Garden-variety selection bias is bad enough in experimental design, but many of the studies suffer from design features that add to concerns about selection bias. In particular, many of the curriculum evaluations use a post-hoc design, in which a group of schools using a given program, perhaps for many years, is compared after the fact to schools that matched the experimental program at pretest or that matched on other variables, such as poverty or reading measures. The problem is that only the “survivors” are included in the study. Schools that bought the materials, received the training, but abandoned the program before the study took place are not in the final sample, which is therefore limited to more capable schools. As one example of this, Waite (2000), in an evaluation of Everyday Mathematics, described how 17 schools in a Texas city originally received materials and training. Only 7 were still implementing it at the end of the year, and 6 of these agreed to be in the evaluation. We are not told why the other schools dropped out, but it is possible that the staffs of the remaining 6 schools may have been more capable or motivated than those that dropped the program. The comparison group within the same city was likely composed of the full range of more and less capable school staffs, and they presumably had the same opportunity to implement Everyday Mathematics but chose not to do so. Other post-hoc studies, especially those with multi-year implementations, must have also had some number of dropouts, but typically do not report how many schools there were at first and how many dropped out. There are many reasons schools may have dropped out, but it seems likely that any school staff able to implement any innovative program for several years is a more capable, more reform-oriented, or better-led staff than those unable to do so, or (even worse) than those that abandoned the program because it was not working. As an analog, imagine an evaluation of a diet regimen that only studied people who kept up the diet for a year. There are many reasons a person might abandon a diet, but chief among them is that it is not working, so looking only at the non-dropouts would bias such a study.

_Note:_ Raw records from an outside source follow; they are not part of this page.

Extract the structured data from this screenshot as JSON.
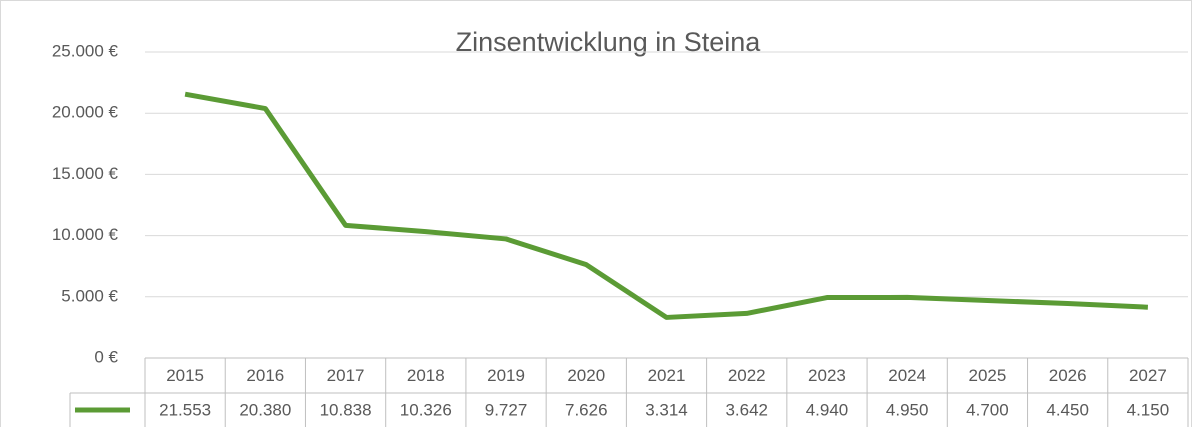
{
  "chart_data": {
    "type": "line",
    "title": "Zinsentwicklung in Steina",
    "categories": [
      "2015",
      "2016",
      "2017",
      "2018",
      "2019",
      "2020",
      "2021",
      "2022",
      "2023",
      "2024",
      "2025",
      "2026",
      "2027"
    ],
    "series": [
      {
        "color": "#5b9b35",
        "values": [
          21553,
          20380,
          10838,
          10326,
          9727,
          7626,
          3314,
          3642,
          4940,
          4950,
          4700,
          4450,
          4150
        ],
        "value_labels": [
          "21.553",
          "20.380",
          "10.838",
          "10.326",
          "9.727",
          "7.626",
          "3.314",
          "3.642",
          "4.940",
          "4.950",
          "4.700",
          "4.450",
          "4.150"
        ]
      }
    ],
    "ylim": [
      0,
      25000
    ],
    "yticks": [
      {
        "value": 0,
        "label": "0 €"
      },
      {
        "value": 5000,
        "label": "5.000 €"
      },
      {
        "value": 10000,
        "label": "10.000 €"
      },
      {
        "value": 15000,
        "label": "15.000 €"
      },
      {
        "value": 20000,
        "label": "20.000 €"
      },
      {
        "value": 25000,
        "label": "25.000 €"
      }
    ],
    "grid": true,
    "data_table": true
  }
}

Worst of all, post-hoc studies usually report outcome data selected from many potential experimental and comparison groups, and may therefore report on especially successful schools using the program or matched schools that happen to have made particularly small gains, making an experimental group look better by comparison. The fact that researchers in post-hoc studies often have pre- and posttest data readily available on hundreds of potential matches, and may deliberately or inadvertently select the schools that show the program to best effect, means that readers must take results from after-the-fact comparisons with a grain of salt.
Finally, because post-hoc studies can be very easy and inexpensive to do, and are usually contracted for by publishers rather than supported by research grants or done as dissertations, such studies are likely to be particularly subject to the “file drawer” problem. That is, post-hoc studies that fail to find expected positive effects are likely to be quietly abandoned, whereas studies supported by grants or produced as dissertations will almost always result in a report of some kind. The file drawer problem has been extensively described in research on meta-analyses and other quantitative syntheses (see, for example, Cooper, 1998), and it is a problem in all research reviews, but it is much more of a problem with post-hoc studies.
Out of the 87 studies on elementary math programs that Slavin found to be sufficiently scientific 38% were post hoc designs. Notably all the "positive" research for the NSF funded constructivist math programs were post hoc designs. Moreover, in almost all cases, these post hoc studies yielded educationally insignificant effect sizes, i.e., less than 0.25 sd. The same is true for most of the major math textbook curricula.